I’ve followed this stuff closely for many years, and I can’t count the number of times I’ve complained about the Democrats wilting during some congressional confrontation, not staying unified, and getting their hats handed to them by Republicans. Well—no more. The Democrats can play hardball now. They did it already on health care and tax reform, when they didn’t lose a single vote. And there’s no reason they shouldn’t do more of it going forward, on the upcoming debt ceiling fight, on budget stuff, and in the House on investigations and subpoenas of every kind. They have the leverage now to deny Trump a win on anything.
So this week, this conference committee that Schumer suggested will start their talks. The Democratic conferees are Richard Durbin, Pat Leahy, and Jon Tester from the Senate; and from the House, a sextet led by Nita Lowey of upstate New York. They’re mostly pretty senior, and the only lefty in the bunch is Barbara Lee of Oakland. The Senate Republicans are led by Richard Shelby of Alabama, who’s plenty conservative but not really a MAGA fire-breather.
[T]hey might find a way to cut a deal. And maybe the Democrats should cut one—if and only if they get just massive concessions on Dreamers and temporary protected status people and whatever else.
But what they absolutely should not do in this case is make a deal for the sake of seeming like reasonable people.
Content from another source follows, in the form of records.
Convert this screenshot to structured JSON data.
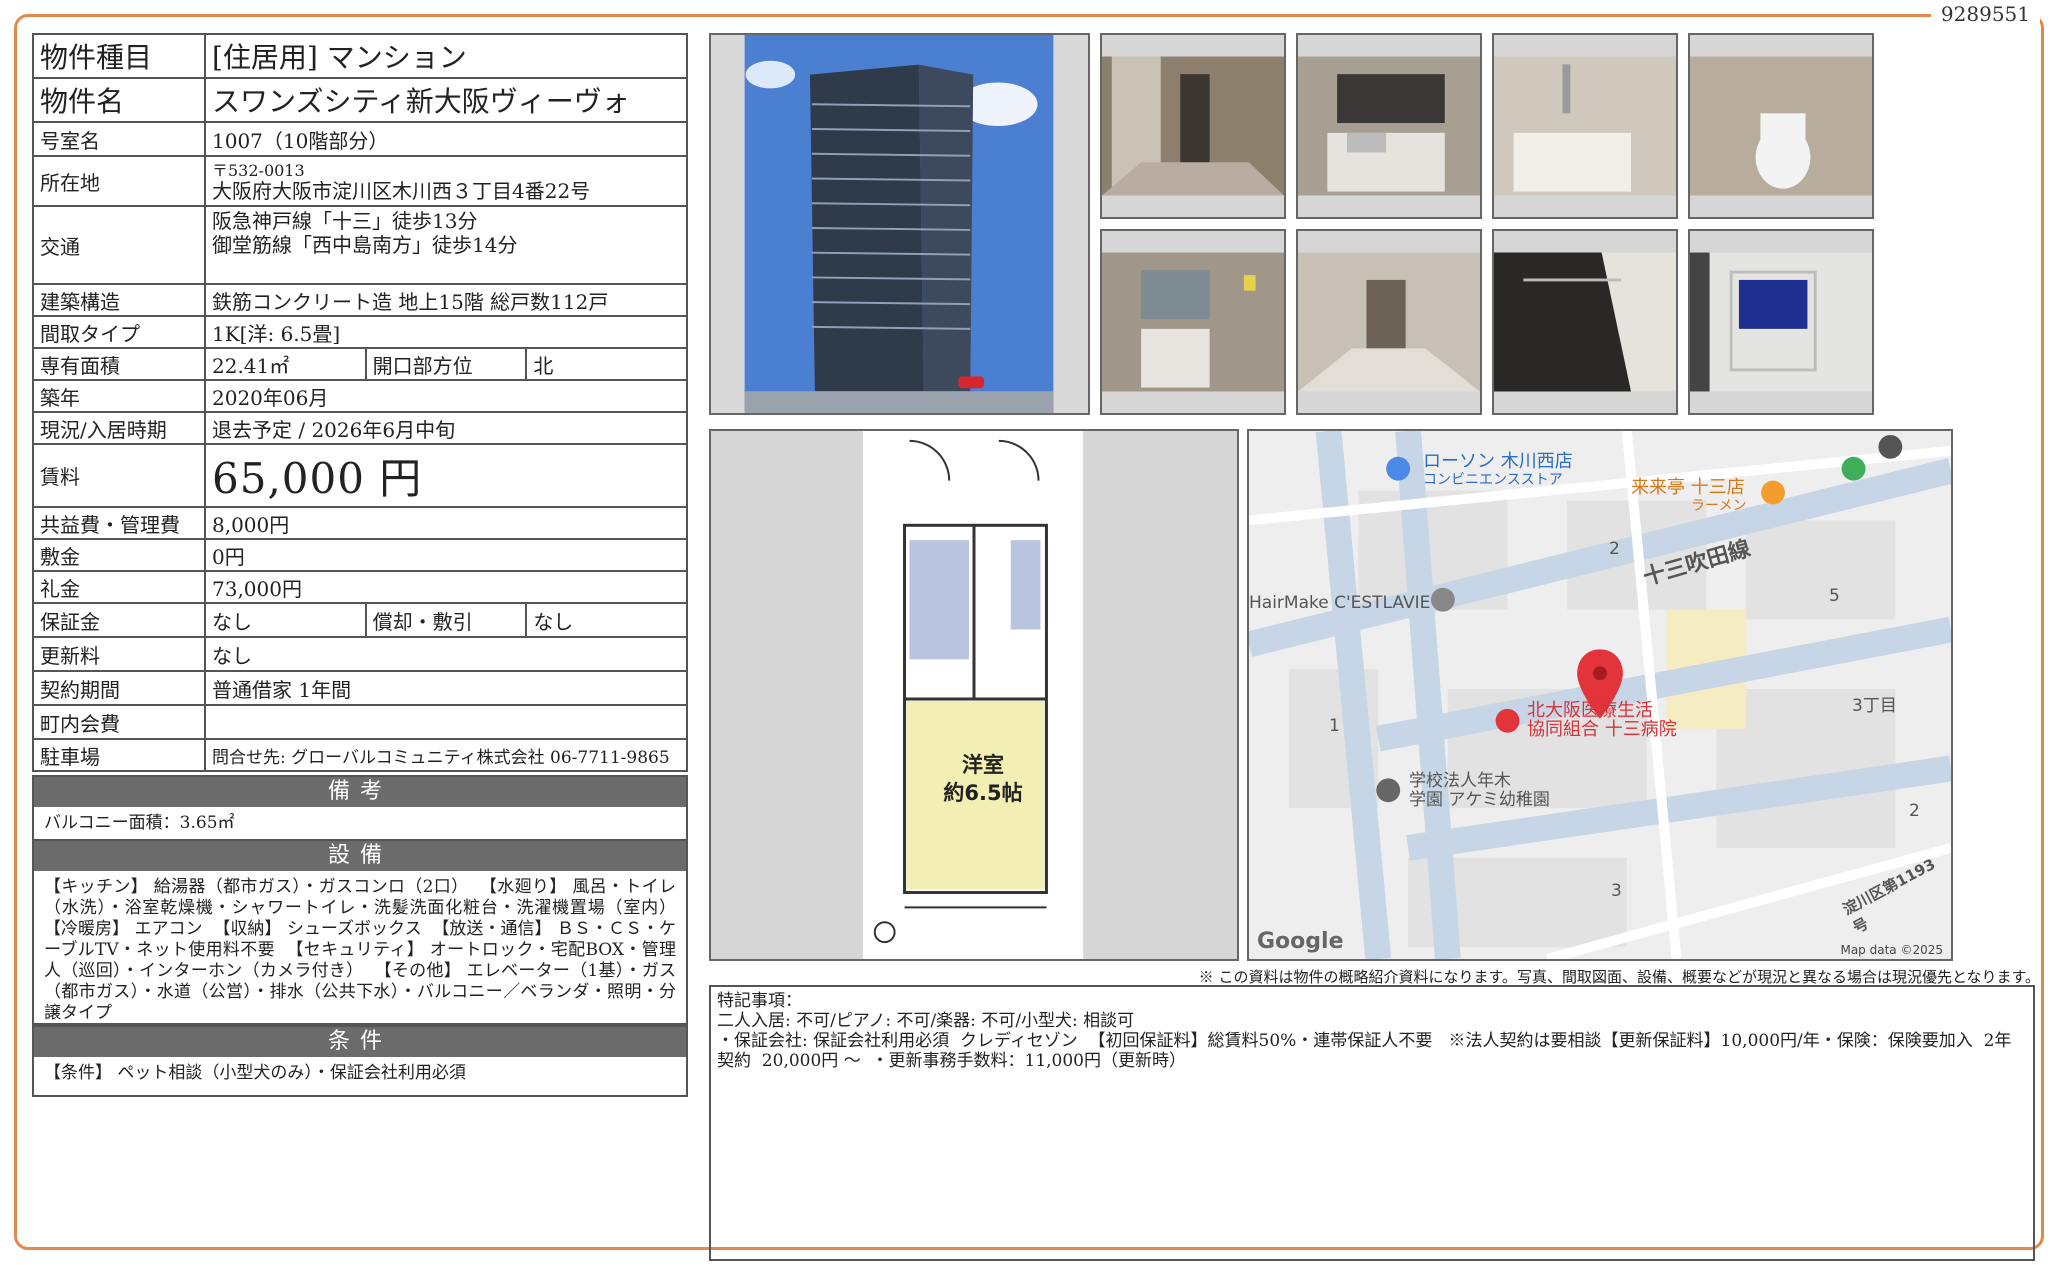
{
  "doc_number": "9289551",
  "property": {
    "type_label": "物件種目",
    "type_value": "[住居用]  マンション",
    "name_label": "物件名",
    "name_value": "スワンズシティ新大阪ヴィーヴォ",
    "room_label": "号室名",
    "room_value": "1007（10階部分）",
    "address_label": "所在地",
    "postal": "〒532-0013",
    "address_value": "大阪府大阪市淀川区木川西３丁目4番22号",
    "transport_label": "交通",
    "transport_1": "阪急神戸線「十三」徒歩13分",
    "transport_2": "御堂筋線「西中島南方」徒歩14分",
    "structure_label": "建築構造",
    "structure_value": "鉄筋コンクリート造  地上15階  総戸数112戸",
    "layout_label": "間取タイプ",
    "layout_value": "1K[洋: 6.5畳]",
    "area_label": "専有面積",
    "area_value": "22.41㎡",
    "direction_label": "開口部方位",
    "direction_value": "北",
    "built_label": "築年",
    "built_value": "2020年06月",
    "status_label": "現況/入居時期",
    "status_value": "退去予定  /   2026年6月中旬",
    "rent_label": "賃料",
    "rent_value": "65,000 円",
    "fee_label": "共益費・管理費",
    "fee_value": "8,000円",
    "deposit_label": "敷金",
    "deposit_value": "0円",
    "key_money_label": "礼金",
    "key_money_value": "73,000円",
    "guarantee_label": "保証金",
    "guarantee_value": "なし",
    "amort_label": "償却・敷引",
    "amort_value": "なし",
    "renewal_label": "更新料",
    "renewal_value": "なし",
    "contract_label": "契約期間",
    "contract_value": "普通借家  1年間",
    "assoc_label": "町内会費",
    "assoc_value": "",
    "parking_label": "駐車場",
    "parking_value": "問合せ先: グローバルコミュニティ株式会社    06-7711-9865"
  },
  "remarks_section": {
    "title": "備考",
    "body": "バルコニー面積：3.65㎡"
  },
  "equipment_section": {
    "title": "設備",
    "body": "【キッチン】 給湯器（都市ガス）・ガスコンロ（2口）  【水廻り】 風呂・トイレ（水洗）・浴室乾燥機・シャワートイレ・洗髪洗面化粧台・洗濯機置場（室内）  【冷暖房】 エアコン  【収納】 シューズボックス  【放送・通信】 ＢＳ・ＣＳ・ケーブルTV・ネット使用料不要  【セキュリティ】 オートロック・宅配BOX・管理人（巡回）・インターホン（カメラ付き）  【その他】 エレベーター（1基）・ガス（都市ガス）・水道（公営）・排水（公共下水）・バルコニー／ベランダ・照明・分譲タイプ"
  },
  "conditions_section": {
    "title": "条件",
    "body": "【条件】 ペット相談（小型犬のみ）・保証会社利用必須"
  },
  "floorplan": {
    "room_name": "洋室",
    "room_size": "約6.5帖"
  },
  "map": {
    "labels": [
      "ローソン 木川西店",
      "コンビニエンスストア",
      "来来亭 十三店",
      "ラーメン",
      "HairMake C'ESTLAVIE",
      "十三吹田線",
      "北大阪医療生活",
      "協同組合 十三病院",
      "学校法人年木",
      "学園 アケミ幼稚園",
      "3丁目",
      "淀川区第1193号",
      "Google",
      "Map data ©2025"
    ],
    "block_numbers": [
      "2",
      "5",
      "1",
      "2",
      "3"
    ]
  },
  "disclaimer": "※  この資料は物件の概略紹介資料になります。写真、間取図面、設備、概要などが現況と異なる場合は現況優先となります。",
  "special_notes": {
    "title": "特記事項：",
    "line1": "二人入居: 不可/ピアノ: 不可/楽器: 不可/小型犬: 相談可",
    "line2": "・保証会社: 保証会社利用必須  クレディセゾン  【初回保証料】総賃料50%・連帯保証人不要   ※法人契約は要相談【更新保証料】10,000円/年・保険：保険要加入  2年契約  20,000円 ～  ・更新事務手数料：11,000円（更新時）"
  }
}
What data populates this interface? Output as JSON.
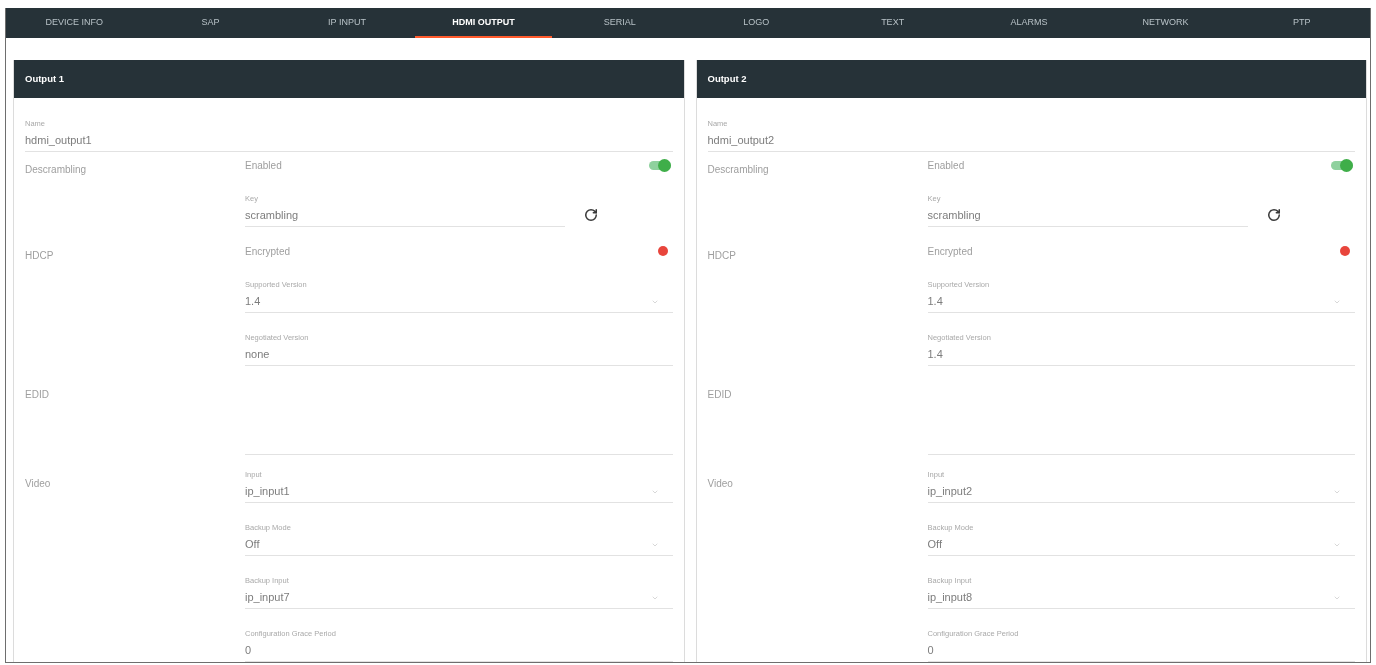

Healthy majorities of Americans are against the wall and think it’s basically pointless or won’t do the job Trump swears it will do. So the position they’re representing right now—no wall—is the reasonable position. They don’t need to budge an inch from that.
Trump already told The Wall Street Journal that he'll shut the government down again and considers a deal to be less than a 50-50 shot. He has probably persuaded everyone he’s going to persuade by now. He can buy all the duct tape from here to Laredo and it still won’t change things. And if it comes to him declaring his emergency powers, then so be it. That will be really popular.
Easy? His life has been easy. Life tends to be that way when you start it with $300 million. But he lived his whole life in a bubble of no consequences. Those days are gone. He owes consequences a very large bill indeed, and on a number of fronts, it’s about to come due.
2 comments:
"The Senate Republicans are led by Richard Shelby of Alabama, who’s plenty conservative but not really a MAGA fire-breather."
Umm, Richard Shelby is a renegade Dixiecrat who changed parties to become an honest-to-goodness Republiscum when the Republiscum took control of Congress during the Clinton Administration. As Chair of the Senate Appropriations Committee, he is one of the most powerful Republiscum and consistently votes in favor of Vladimir Putin. He was one of the handful of Republiscum senators to spend the Fourth of July last year in Moscow and even more than almost any other Republiscum has voted against sanctions against Russia and against strengthening our election system against tampering.
I hope they dog walk him to death. Really.